A couple whom he attended college with were living on her father’s ranch in Nebraska. They had begged Jason to come up there and train for them. The ranch is a large cattle operation, but they had always dabbled in horses a little. They had an indoor heated practice arena and the means to buy good horses. He really didn’t want to go so far away from home, but it was an offer he couldn’t refuse. In November of 2007, he moved into the ranch house in Nebraska.

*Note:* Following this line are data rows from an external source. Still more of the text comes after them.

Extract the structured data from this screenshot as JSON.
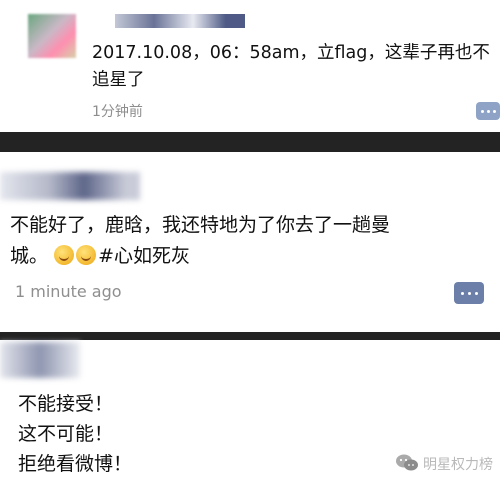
{
  "post1": {
    "text": "2017.10.08，06：58am，立flag，这辈子再也不追星了",
    "time": "1分钟前"
  },
  "post2": {
    "text_line1": "不能好了，鹿晗，我还特地为了你去了一趟曼",
    "text_line2_start": "城。",
    "text_line2_hashtag": "#心如死灰",
    "emoji_icon": "smiling-face-icon",
    "time": "1 minute ago"
  },
  "post3": {
    "lines": [
      "不能接受！",
      "这不可能！",
      "拒绝看微博！"
    ]
  },
  "watermark": {
    "icon": "wechat-icon",
    "text": "明星权力榜"
  },
  "colors": {
    "separator": "#232323",
    "comment_icon": "#6b7fa8",
    "meta_text": "#8e8e8e"
  }
}
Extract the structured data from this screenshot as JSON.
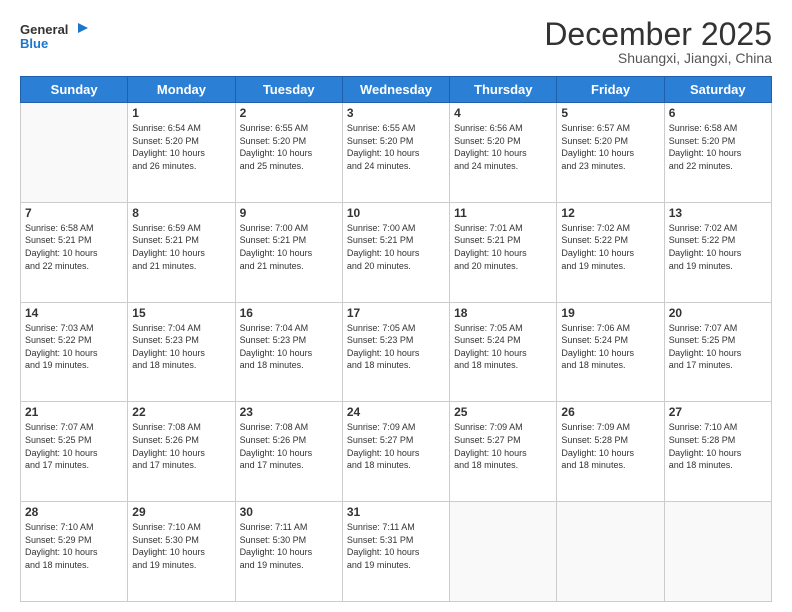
{
  "logo": {
    "line1": "General",
    "line2": "Blue"
  },
  "header": {
    "month": "December 2025",
    "location": "Shuangxi, Jiangxi, China"
  },
  "weekdays": [
    "Sunday",
    "Monday",
    "Tuesday",
    "Wednesday",
    "Thursday",
    "Friday",
    "Saturday"
  ],
  "weeks": [
    [
      {
        "day": "",
        "info": ""
      },
      {
        "day": "1",
        "info": "Sunrise: 6:54 AM\nSunset: 5:20 PM\nDaylight: 10 hours\nand 26 minutes."
      },
      {
        "day": "2",
        "info": "Sunrise: 6:55 AM\nSunset: 5:20 PM\nDaylight: 10 hours\nand 25 minutes."
      },
      {
        "day": "3",
        "info": "Sunrise: 6:55 AM\nSunset: 5:20 PM\nDaylight: 10 hours\nand 24 minutes."
      },
      {
        "day": "4",
        "info": "Sunrise: 6:56 AM\nSunset: 5:20 PM\nDaylight: 10 hours\nand 24 minutes."
      },
      {
        "day": "5",
        "info": "Sunrise: 6:57 AM\nSunset: 5:20 PM\nDaylight: 10 hours\nand 23 minutes."
      },
      {
        "day": "6",
        "info": "Sunrise: 6:58 AM\nSunset: 5:20 PM\nDaylight: 10 hours\nand 22 minutes."
      }
    ],
    [
      {
        "day": "7",
        "info": "Sunrise: 6:58 AM\nSunset: 5:21 PM\nDaylight: 10 hours\nand 22 minutes."
      },
      {
        "day": "8",
        "info": "Sunrise: 6:59 AM\nSunset: 5:21 PM\nDaylight: 10 hours\nand 21 minutes."
      },
      {
        "day": "9",
        "info": "Sunrise: 7:00 AM\nSunset: 5:21 PM\nDaylight: 10 hours\nand 21 minutes."
      },
      {
        "day": "10",
        "info": "Sunrise: 7:00 AM\nSunset: 5:21 PM\nDaylight: 10 hours\nand 20 minutes."
      },
      {
        "day": "11",
        "info": "Sunrise: 7:01 AM\nSunset: 5:21 PM\nDaylight: 10 hours\nand 20 minutes."
      },
      {
        "day": "12",
        "info": "Sunrise: 7:02 AM\nSunset: 5:22 PM\nDaylight: 10 hours\nand 19 minutes."
      },
      {
        "day": "13",
        "info": "Sunrise: 7:02 AM\nSunset: 5:22 PM\nDaylight: 10 hours\nand 19 minutes."
      }
    ],
    [
      {
        "day": "14",
        "info": "Sunrise: 7:03 AM\nSunset: 5:22 PM\nDaylight: 10 hours\nand 19 minutes."
      },
      {
        "day": "15",
        "info": "Sunrise: 7:04 AM\nSunset: 5:23 PM\nDaylight: 10 hours\nand 18 minutes."
      },
      {
        "day": "16",
        "info": "Sunrise: 7:04 AM\nSunset: 5:23 PM\nDaylight: 10 hours\nand 18 minutes."
      },
      {
        "day": "17",
        "info": "Sunrise: 7:05 AM\nSunset: 5:23 PM\nDaylight: 10 hours\nand 18 minutes."
      },
      {
        "day": "18",
        "info": "Sunrise: 7:05 AM\nSunset: 5:24 PM\nDaylight: 10 hours\nand 18 minutes."
      },
      {
        "day": "19",
        "info": "Sunrise: 7:06 AM\nSunset: 5:24 PM\nDaylight: 10 hours\nand 18 minutes."
      },
      {
        "day": "20",
        "info": "Sunrise: 7:07 AM\nSunset: 5:25 PM\nDaylight: 10 hours\nand 17 minutes."
      }
    ],
    [
      {
        "day": "21",
        "info": "Sunrise: 7:07 AM\nSunset: 5:25 PM\nDaylight: 10 hours\nand 17 minutes."
      },
      {
        "day": "22",
        "info": "Sunrise: 7:08 AM\nSunset: 5:26 PM\nDaylight: 10 hours\nand 17 minutes."
      },
      {
        "day": "23",
        "info": "Sunrise: 7:08 AM\nSunset: 5:26 PM\nDaylight: 10 hours\nand 17 minutes."
      },
      {
        "day": "24",
        "info": "Sunrise: 7:09 AM\nSunset: 5:27 PM\nDaylight: 10 hours\nand 18 minutes."
      },
      {
        "day": "25",
        "info": "Sunrise: 7:09 AM\nSunset: 5:27 PM\nDaylight: 10 hours\nand 18 minutes."
      },
      {
        "day": "26",
        "info": "Sunrise: 7:09 AM\nSunset: 5:28 PM\nDaylight: 10 hours\nand 18 minutes."
      },
      {
        "day": "27",
        "info": "Sunrise: 7:10 AM\nSunset: 5:28 PM\nDaylight: 10 hours\nand 18 minutes."
      }
    ],
    [
      {
        "day": "28",
        "info": "Sunrise: 7:10 AM\nSunset: 5:29 PM\nDaylight: 10 hours\nand 18 minutes."
      },
      {
        "day": "29",
        "info": "Sunrise: 7:10 AM\nSunset: 5:30 PM\nDaylight: 10 hours\nand 19 minutes."
      },
      {
        "day": "30",
        "info": "Sunrise: 7:11 AM\nSunset: 5:30 PM\nDaylight: 10 hours\nand 19 minutes."
      },
      {
        "day": "31",
        "info": "Sunrise: 7:11 AM\nSunset: 5:31 PM\nDaylight: 10 hours\nand 19 minutes."
      },
      {
        "day": "",
        "info": ""
      },
      {
        "day": "",
        "info": ""
      },
      {
        "day": "",
        "info": ""
      }
    ]
  ]
}
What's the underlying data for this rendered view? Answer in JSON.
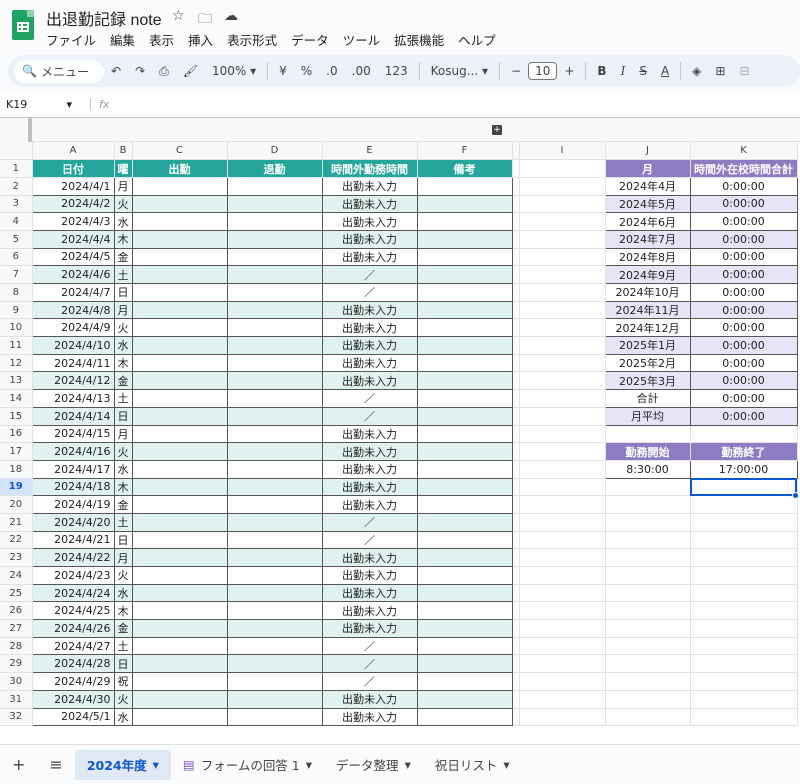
{
  "app": {
    "title": "出退勤記録 note",
    "menu": [
      "ファイル",
      "編集",
      "表示",
      "挿入",
      "表示形式",
      "データ",
      "ツール",
      "拡張機能",
      "ヘルプ"
    ]
  },
  "toolbar": {
    "search": "メニュー",
    "zoom": "100%",
    "currency": "¥",
    "percent": "%",
    "dec_dec": ".0",
    "dec_inc": ".00",
    "numfmt": "123",
    "font": "Kosug...",
    "fontsize": "10"
  },
  "formula": {
    "cell": "K19",
    "fx": "fx"
  },
  "columns": [
    "",
    "A",
    "B",
    "C",
    "D",
    "E",
    "F",
    "",
    "I",
    "J",
    "K"
  ],
  "header_row": {
    "A": "日付",
    "B": "曜",
    "C": "出勤",
    "D": "退勤",
    "E": "時間外勤務時間",
    "F": "備考",
    "J": "月",
    "K": "時間外在校時間合計"
  },
  "rows": [
    {
      "n": "2",
      "date": "2024/4/1",
      "dow": "月",
      "e": "出勤未入力"
    },
    {
      "n": "3",
      "date": "2024/4/2",
      "dow": "火",
      "e": "出勤未入力"
    },
    {
      "n": "4",
      "date": "2024/4/3",
      "dow": "水",
      "e": "出勤未入力"
    },
    {
      "n": "5",
      "date": "2024/4/4",
      "dow": "木",
      "e": "出勤未入力"
    },
    {
      "n": "6",
      "date": "2024/4/5",
      "dow": "金",
      "e": "出勤未入力"
    },
    {
      "n": "7",
      "date": "2024/4/6",
      "dow": "土",
      "e": "／"
    },
    {
      "n": "8",
      "date": "2024/4/7",
      "dow": "日",
      "e": "／"
    },
    {
      "n": "9",
      "date": "2024/4/8",
      "dow": "月",
      "e": "出勤未入力"
    },
    {
      "n": "10",
      "date": "2024/4/9",
      "dow": "火",
      "e": "出勤未入力"
    },
    {
      "n": "11",
      "date": "2024/4/10",
      "dow": "水",
      "e": "出勤未入力"
    },
    {
      "n": "12",
      "date": "2024/4/11",
      "dow": "木",
      "e": "出勤未入力"
    },
    {
      "n": "13",
      "date": "2024/4/12",
      "dow": "金",
      "e": "出勤未入力"
    },
    {
      "n": "14",
      "date": "2024/4/13",
      "dow": "土",
      "e": "／"
    },
    {
      "n": "15",
      "date": "2024/4/14",
      "dow": "日",
      "e": "／"
    },
    {
      "n": "16",
      "date": "2024/4/15",
      "dow": "月",
      "e": "出勤未入力"
    },
    {
      "n": "17",
      "date": "2024/4/16",
      "dow": "火",
      "e": "出勤未入力"
    },
    {
      "n": "18",
      "date": "2024/4/17",
      "dow": "水",
      "e": "出勤未入力"
    },
    {
      "n": "19",
      "date": "2024/4/18",
      "dow": "木",
      "e": "出勤未入力"
    },
    {
      "n": "20",
      "date": "2024/4/19",
      "dow": "金",
      "e": "出勤未入力"
    },
    {
      "n": "21",
      "date": "2024/4/20",
      "dow": "土",
      "e": "／"
    },
    {
      "n": "22",
      "date": "2024/4/21",
      "dow": "日",
      "e": "／"
    },
    {
      "n": "23",
      "date": "2024/4/22",
      "dow": "月",
      "e": "出勤未入力"
    },
    {
      "n": "24",
      "date": "2024/4/23",
      "dow": "火",
      "e": "出勤未入力"
    },
    {
      "n": "25",
      "date": "2024/4/24",
      "dow": "水",
      "e": "出勤未入力"
    },
    {
      "n": "26",
      "date": "2024/4/25",
      "dow": "木",
      "e": "出勤未入力"
    },
    {
      "n": "27",
      "date": "2024/4/26",
      "dow": "金",
      "e": "出勤未入力"
    },
    {
      "n": "28",
      "date": "2024/4/27",
      "dow": "土",
      "e": "／"
    },
    {
      "n": "29",
      "date": "2024/4/28",
      "dow": "日",
      "e": "／"
    },
    {
      "n": "30",
      "date": "2024/4/29",
      "dow": "祝",
      "e": "／"
    },
    {
      "n": "31",
      "date": "2024/4/30",
      "dow": "火",
      "e": "出勤未入力"
    },
    {
      "n": "32",
      "date": "2024/5/1",
      "dow": "水",
      "e": "出勤未入力"
    }
  ],
  "summary": [
    {
      "month": "2024年4月",
      "total": "0:00:00"
    },
    {
      "month": "2024年5月",
      "total": "0:00:00"
    },
    {
      "month": "2024年6月",
      "total": "0:00:00"
    },
    {
      "month": "2024年7月",
      "total": "0:00:00"
    },
    {
      "month": "2024年8月",
      "total": "0:00:00"
    },
    {
      "month": "2024年9月",
      "total": "0:00:00"
    },
    {
      "month": "2024年10月",
      "total": "0:00:00"
    },
    {
      "month": "2024年11月",
      "total": "0:00:00"
    },
    {
      "month": "2024年12月",
      "total": "0:00:00"
    },
    {
      "month": "2025年1月",
      "total": "0:00:00"
    },
    {
      "month": "2025年2月",
      "total": "0:00:00"
    },
    {
      "month": "2025年3月",
      "total": "0:00:00"
    },
    {
      "month": "合計",
      "total": "0:00:00"
    },
    {
      "month": "月平均",
      "total": "0:00:00"
    }
  ],
  "work": {
    "start_label": "勤務開始",
    "end_label": "勤務終了",
    "start": "8:30:00",
    "end": "17:00:00"
  },
  "tabs": [
    "2024年度",
    "フォームの回答 1",
    "データ整理",
    "祝日リスト"
  ],
  "colors": {
    "teal": "#26a69a",
    "band": "#dff2ef",
    "purple": "#8e7cc3",
    "lavender": "#e8e4f7",
    "select": "#0b57d0"
  }
}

He lived and worked on the ranch until his death in Sept. of 2008. Up until that time, I had only thought I had experienced grief. When we received the “knock” at 3:00 in the morning on Sept. 21, and learned that Jason had not survived a roll-over accident, I hit the floor. My legs would not hold me up. At that very moment, my cousin Becky who lives in Tulsa, woke up feeling the need to pray. She didn’t know who for, but God did, so she prayed, and I stood up.
I’m still standing; over a year has gone by, and I miss him just as much today as I did during the first few weeks, but I am able to talk about him and remember the great kid he was and the great man he became. The out-pouring of love and support from the people of Harrah Church, Tecumseh, Stillwater, and Gordon, Nebraska spoke volumes to me. My son was dearly loved by many. After his funeral, Tony’s comment of “I am at peace” reflected the sentiments of us all. As a family we are determined to honor Jason’s life by remaining strong and united. My children miss their brother; Tony and I miss our son, but we will not let our loss define us. I feel a great responsibility to pass on the legacy that my mother began. The strength of enduring faith is all that has sustained me. My family is watching me, not just my husband and children, but my brother and all of my nieces and nephews. They must see Jesus in me. They must see me living a life that is confident that Jason will be a part of my eternity.
During this past year I have recalled multiple conversations I had with Mom in the last year of her life. She had to go to a doctor in OKC every Wednesday for the last months of her life, and I had the privilege of taking her. She shared her faith with me, and surprisingly, she also told me of her doubts. Her honesty was so refreshing to me because I have always been too logical for my own good. My logical nature sometimes caused me to doubt my religious teachings, but I never dreamed that my mother also had those doubts.
Because of the events of the past year, my doubts have lessened. I have witnessed God’s working in many ways to remind me that this life is temporary and that I will spend eternity with Mom, Dad, Phyllis, Linda, and Jason. We’re on a break right now, and while I’m down here with the struggles and joys of this life, they are in heaven with only joy.
What does my story teach the readers? My mother could not have guessed how much I would need to rely on God during my lifetime. The important thing is that she equipped me to survive whatever came my way by providing a spiritual legacy for me to draw from. None of us know what our children will face in their lifetimes. We all owe them a spiritual backbone so that they will stand throughout life’s hardships.